The FDA wants all 35 manufacturers of the dangerous medical devices to determine what side effects women have after doctors implant the mesh. Each company is supposed to track several hundred women for multiple years.

The FDA requested the safety studies after receiving more than 1,500 complaints about the dangerous products between 2008 and 2010. In some cases, the mesh reportedly caused infections and bleeding or eroded into patients’ vaginas.

Transvaginal surgical mesh is used help women suffering from pelvic organ prolapse, where weakened or damaged vaginal tissue allows pelvic organs to sag into the vagina. Roughly 30 to 50 percent of women may have some POP and about 2 percent have problems.
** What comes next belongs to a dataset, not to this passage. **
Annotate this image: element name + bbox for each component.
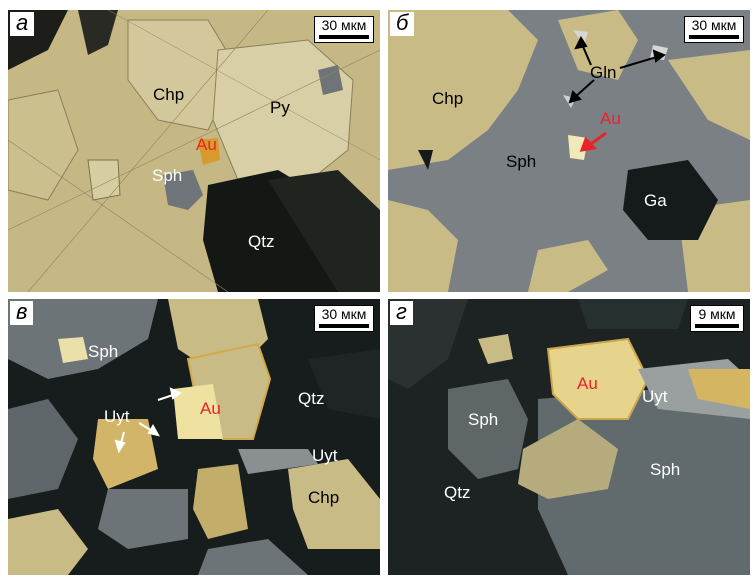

Surgical mesh, which can be made of synthetic or biological material, is also used to help women with stress urinary incontinence. Women with the problem have overactive bladders. The FDA wants additional studies on the use of mesh to form a “mini-sling” around the bladder neck and urethra to treat the condition.

Surgical mesh has been around since the 1950s. Its primary use was to repair abdominal hernias until the 1990s when doctors found it worked well for treating POP and stress urinary incontinence.

Because surgical mesh has been in use for so long, companies making it specifically to treat urinary incontinence or POP were able to use an accelerated FDA application process. If they could show their mesh was similar to devices already on the market, they did not have to do clinical trials in people.

The FDA is now considering reclassifying the devices so that manufacturers would have to conduct clinical trials in people before they could sell their products.